Aucune conclusion définitive ne peut encore être tirée des études actuellement en cours dans ce domaine. Certains auteurs admettent que le cerveau du Tursiops se situe entre celui de l’homme et celui du singe anthropoïde. Cependant, un observateur américain, Scott Carpenter, affirme qu’une jeune otarie californienne ( Zalophus californianus) est capable d’apprendre en quelques jours ce qu’un dauphin n’assimile qu’après plusieurs mois de dressage. Quoi qu’il en soit, il est évident que les dauphins possèdent un cerveau très développé, présentant de nombreuses circonvolutions, et les anatomistes sont d’accord pour reconnaître qu’il s’agit d’êtres intelligents.

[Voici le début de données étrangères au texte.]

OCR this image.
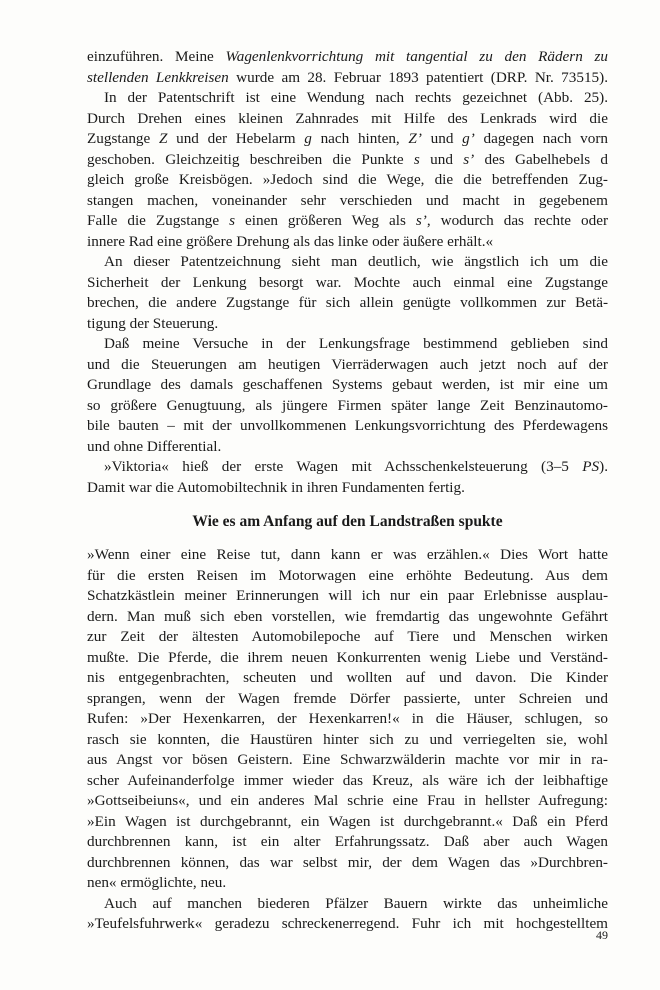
einzuführen. Meine Wagenlenkvorrichtung mit tangential zu den Rädern zu
stellenden Lenkkreisen wurde am 28. Februar 1893 patentiert (DRP. Nr. 73515).
In der Patentschrift ist eine Wendung nach rechts gezeichnet (Abb. 25).
Durch Drehen eines kleinen Zahnrades mit Hilfe des Lenkrads wird die
Zugstange Z und der Hebelarm g nach hinten, Z’ und g’ dagegen nach vorn
geschoben. Gleichzeitig beschreiben die Punkte s und s’ des Gabelhebels d
gleich große Kreisbögen. »Jedoch sind die Wege, die die betreffenden Zug-
stangen machen, voneinander sehr verschieden und macht in gegebenem
Falle die Zugstange s einen größeren Weg als s’, wodurch das rechte oder
innere Rad eine größere Drehung als das linke oder äußere erhält.«
An dieser Patentzeichnung sieht man deutlich, wie ängstlich ich um die
Sicherheit der Lenkung besorgt war. Mochte auch einmal eine Zugstange
brechen, die andere Zugstange für sich allein genügte vollkommen zur Betä-
tigung der Steuerung.
Daß meine Versuche in der Lenkungsfrage bestimmend geblieben sind
und die Steuerungen am heutigen Vierräderwagen auch jetzt noch auf der
Grundlage des damals geschaffenen Systems gebaut werden, ist mir eine um
so größere Genugtuung, als jüngere Firmen später lange Zeit Benzinautomo-
bile bauten – mit der unvollkommenen Lenkungsvorrichtung des Pferdewagens
und ohne Differential.
»Viktoria« hieß der erste Wagen mit Achsschenkelsteuerung (3–5 PS).
Damit war die Automobiltechnik in ihren Fundamenten fertig.
Wie es am Anfang auf den Landstraßen spukte
»Wenn einer eine Reise tut, dann kann er was erzählen.« Dies Wort hatte
für die ersten Reisen im Motorwagen eine erhöhte Bedeutung. Aus dem
Schatzkästlein meiner Erinnerungen will ich nur ein paar Erlebnisse ausplau-
dern. Man muß sich eben vorstellen, wie fremdartig das ungewohnte Gefährt
zur Zeit der ältesten Automobilepoche auf Tiere und Menschen wirken
mußte. Die Pferde, die ihrem neuen Konkurrenten wenig Liebe und Verständ-
nis entgegenbrachten, scheuten und wollten auf und davon. Die Kinder
sprangen, wenn der Wagen fremde Dörfer passierte, unter Schreien und
Rufen: »Der Hexenkarren, der Hexenkarren!« in die Häuser, schlugen, so
rasch sie konnten, die Haustüren hinter sich zu und verriegelten sie, wohl
aus Angst vor bösen Geistern. Eine Schwarzwälderin machte vor mir in ra-
scher Aufeinanderfolge immer wieder das Kreuz, als wäre ich der leibhaftige
»Gottseibeiuns«, und ein anderes Mal schrie eine Frau in hellster Aufregung:
»Ein Wagen ist durchgebrannt, ein Wagen ist durchgebrannt.« Daß ein Pferd
durchbrennen kann, ist ein alter Erfahrungssatz. Daß aber auch Wagen
durchbrennen können, das war selbst mir, der dem Wagen das »Durchbren-
nen« ermöglichte, neu.
Auch auf manchen biederen Pfälzer Bauern wirkte das unheimliche
»Teufelsfuhrwerk« geradezu schreckenerregend. Fuhr ich mit hochgestelltem
49
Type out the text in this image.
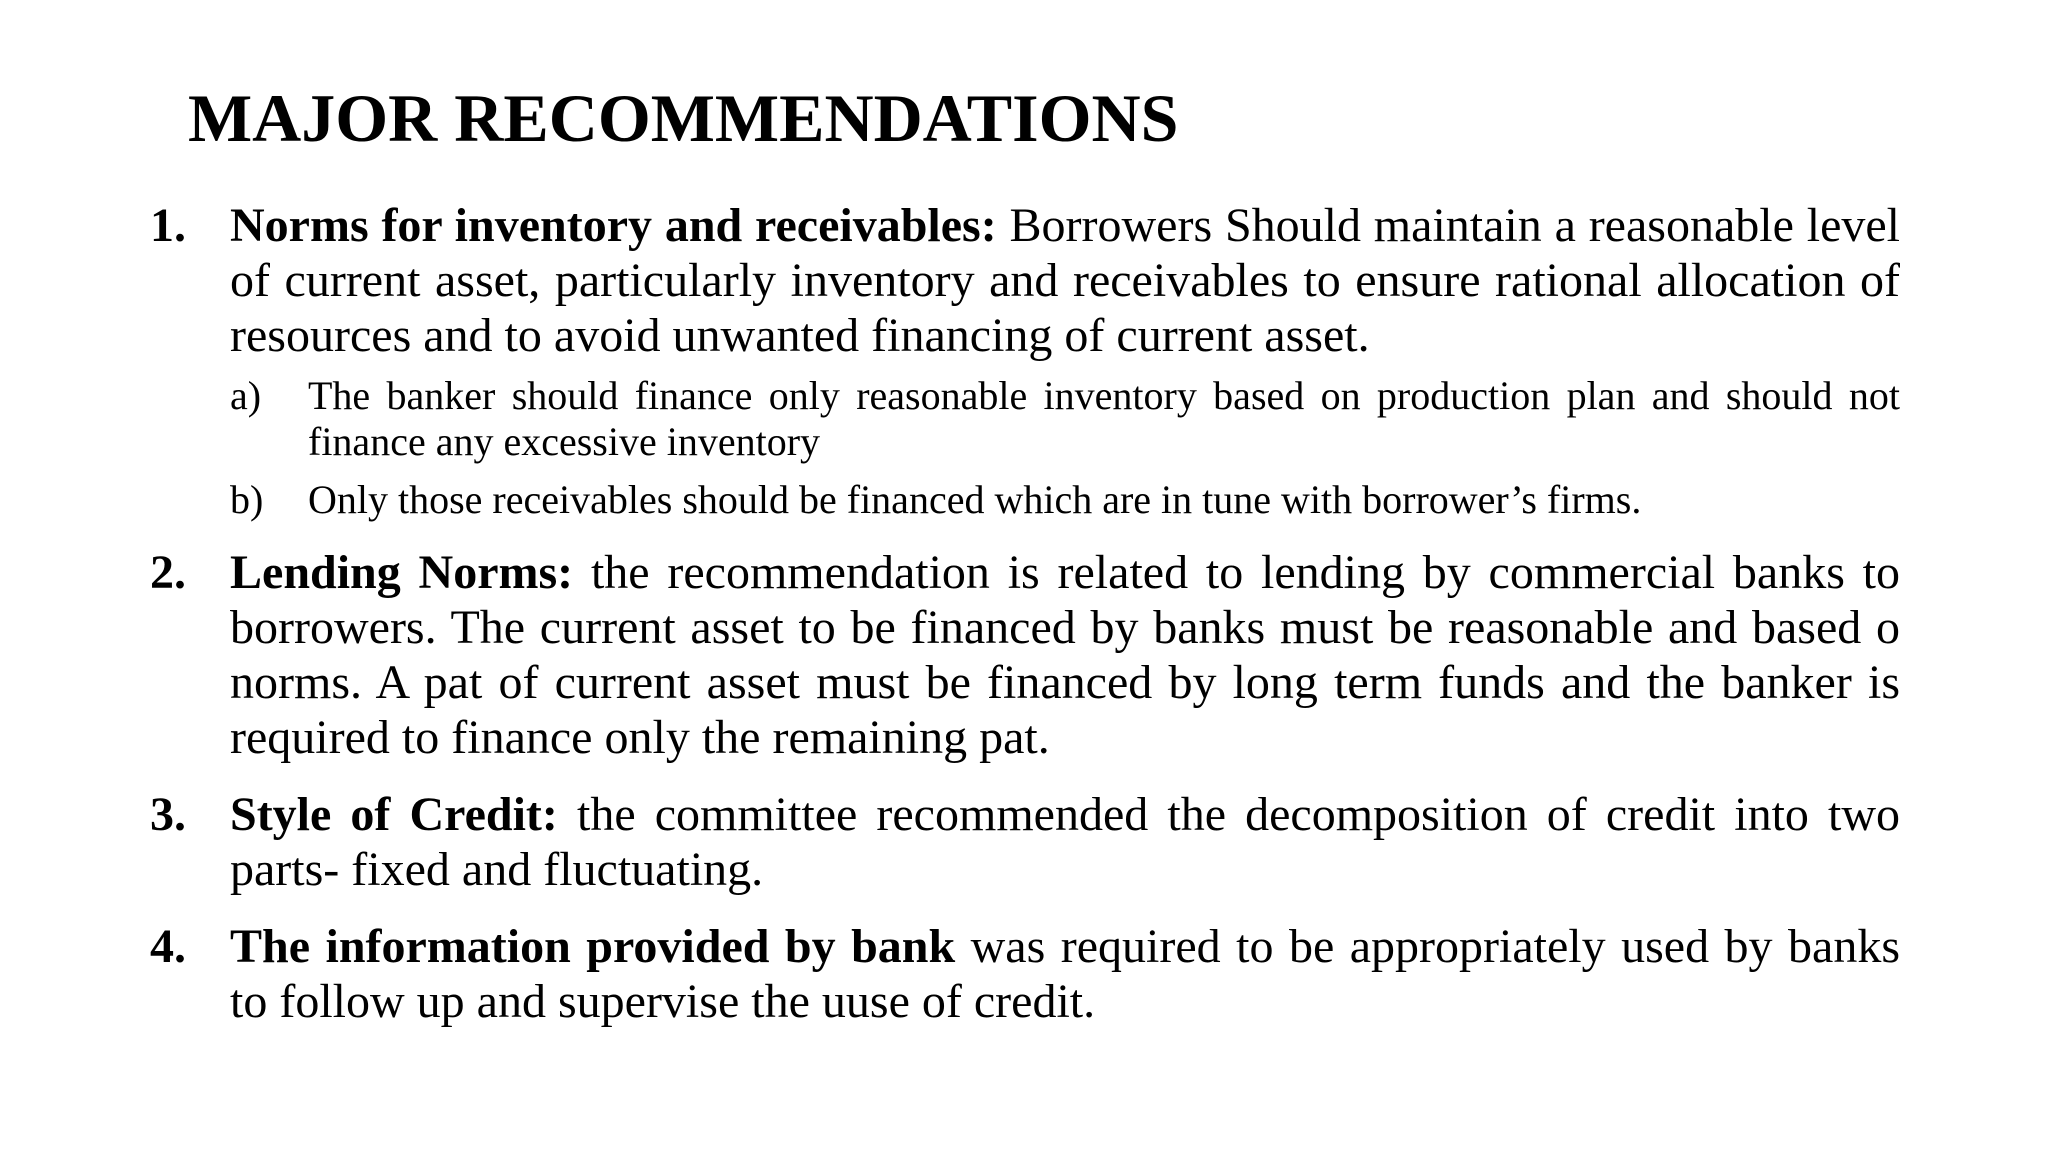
MAJOR RECOMMENDATIONS
1. Norms for inventory and receivables: Borrowers Should maintain a reasonable level of current asset, particularly inventory and receivables to ensure rational allocation of resources and to avoid unwanted financing of current asset.
a) The banker should finance only reasonable inventory based on production plan and should not finance any excessive inventory
b) Only those receivables should be financed which are in tune with borrower’s firms.
2. Lending Norms: the recommendation is related to lending by commercial banks to borrowers. The current asset to be financed by banks must be reasonable and based o norms. A pat of current asset must be financed by long term funds and the banker is required to finance only the remaining pat.
3. Style of Credit: the committee recommended the decomposition of credit into two parts- fixed and fluctuating.
4. The information provided by bank was required to be appropriately used by banks to follow up and supervise the uuse of credit.
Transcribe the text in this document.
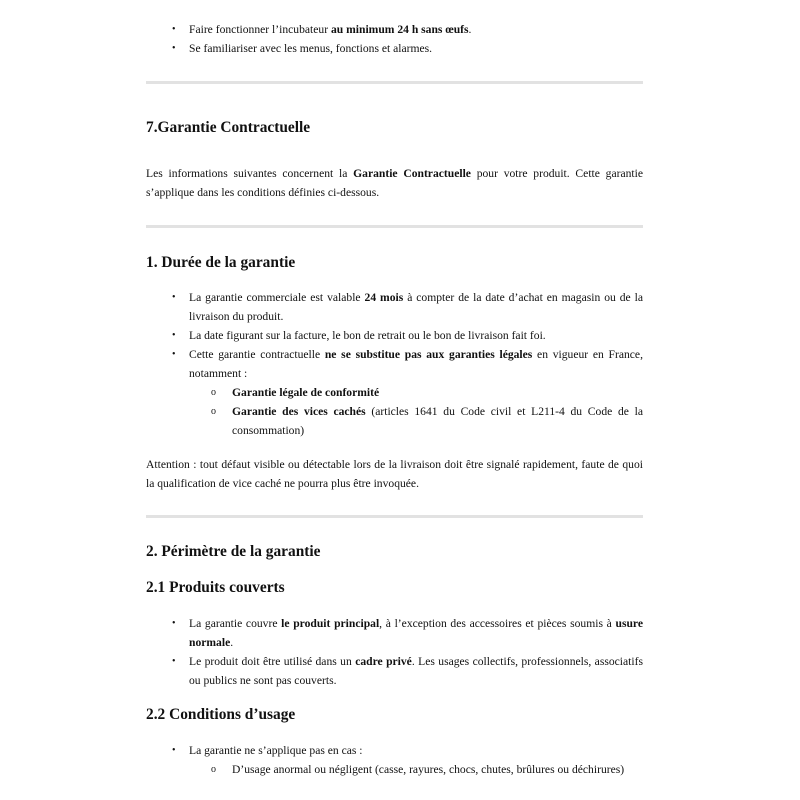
• Faire fonctionner l’incubateur au minimum 24 h sans œufs.
• Se familiariser avec les menus, fonctions et alarmes.
7.Garantie Contractuelle

Les informations suivantes concernent la Garantie Contractuelle pour votre produit. Cette garantie s’applique dans les conditions définies ci-dessous.

1. Durée de la garantie
• La garantie commerciale est valable 24 mois à compter de la date d’achat en magasin ou de la livraison du produit.
• La date figurant sur la facture, le bon de retrait ou le bon de livraison fait foi.
• Cette garantie contractuelle ne se substitue pas aux garanties légales en vigueur en France, notamment :
o Garantie légale de conformité
o Garantie des vices cachés (articles 1641 du Code civil et L211-4 du Code de la consommation)

Attention : tout défaut visible ou détectable lors de la livraison doit être signalé rapidement, faute de quoi la qualification de vice caché ne pourra plus être invoquée.

2. Périmètre de la garantie
2.1 Produits couverts
• La garantie couvre le produit principal, à l’exception des accessoires et pièces soumis à usure normale.
• Le produit doit être utilisé dans un cadre privé. Les usages collectifs, professionnels, associatifs ou publics ne sont pas couverts.
2.2 Conditions d’usage
• La garantie ne s’applique pas en cas :
o D’usage anormal ou négligent (casse, rayures, chocs, chutes, brûlures ou déchirures)
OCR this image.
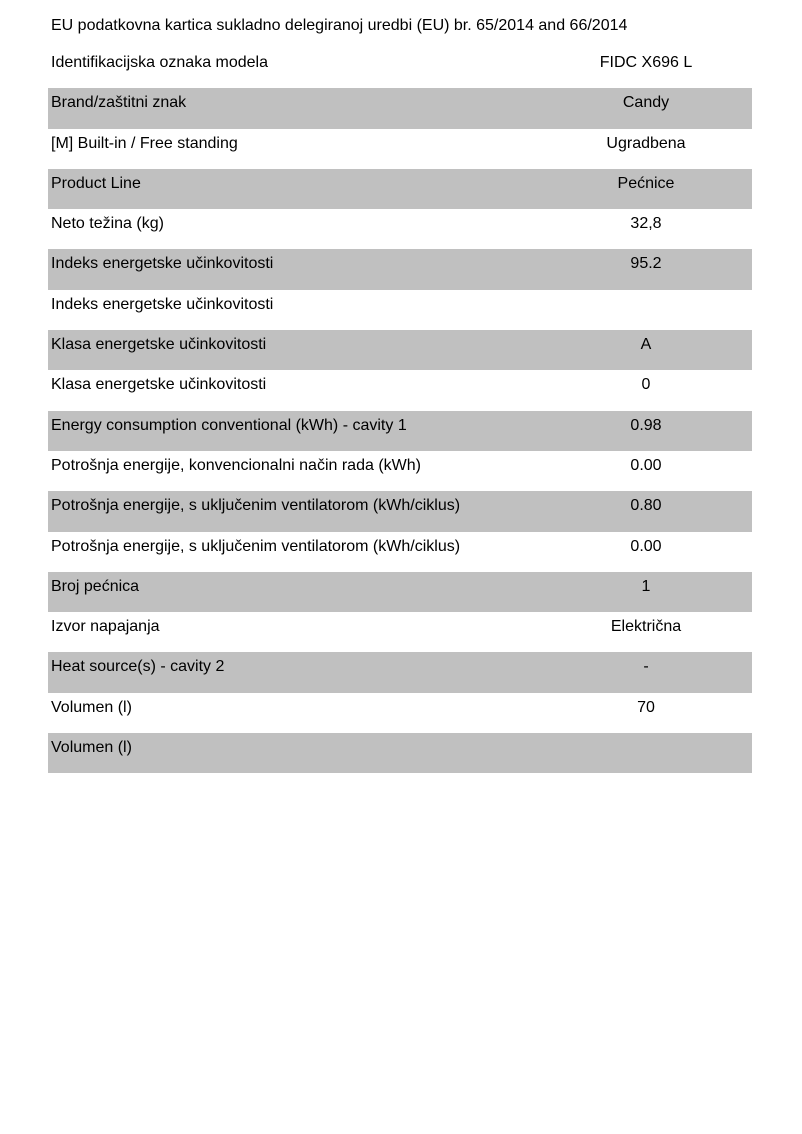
EU podatkovna kartica sukladno delegiranoj uredbi (EU) br. 65/2014 and 66/2014
Identifikacijska oznaka modela	FIDC X696 L
Brand/zaštitni znak	Candy
[M] Built-in / Free standing	Ugradbena
Product Line	Pećnice
Neto težina (kg)	32,8
Indeks energetske učinkovitosti	95.2
Indeks energetske učinkovitosti
Klasa energetske učinkovitosti	A
Klasa energetske učinkovitosti	0
Energy consumption conventional (kWh) - cavity 1	0.98
Potrošnja energije, konvencionalni način rada (kWh)	0.00
Potrošnja energije, s uključenim ventilatorom (kWh/ciklus)	0.80
Potrošnja energije, s uključenim ventilatorom (kWh/ciklus)	0.00
Broj pećnica	1
Izvor napajanja	Električna
Heat source(s) - cavity 2	-
Volumen (l)	70
Volumen (l)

 A toutes les énigmes qui viennent d’être rapidement passées en revue s’en ajoute une autre, restée jusqu’ici absolument sans réponse : comment les dauphins dorment t-ils ? Contrairement à ce passe chez l’homme, où la respiration est « automatique », celle des dauphins (et de tous les Cétacés) est volontaire et exige de la part de l’animal un effort conscient et permanent. Un dauphin placé sous l’influence d’un narcotique cesse de respirer et ne tarde pas à mourir. Cependant, on a maintes fois constaté que les dauphins présentent l’aspect d’un repos, d’une relaxation pouvant faire croire que l’animal dort. Ce n’est peut être qu’une sorte de demi-sommeil, ou un sommeil intermittent interrompu par de courtes périodes où l’animal prend sa respiration. En tout état de cause, le problème reste posé.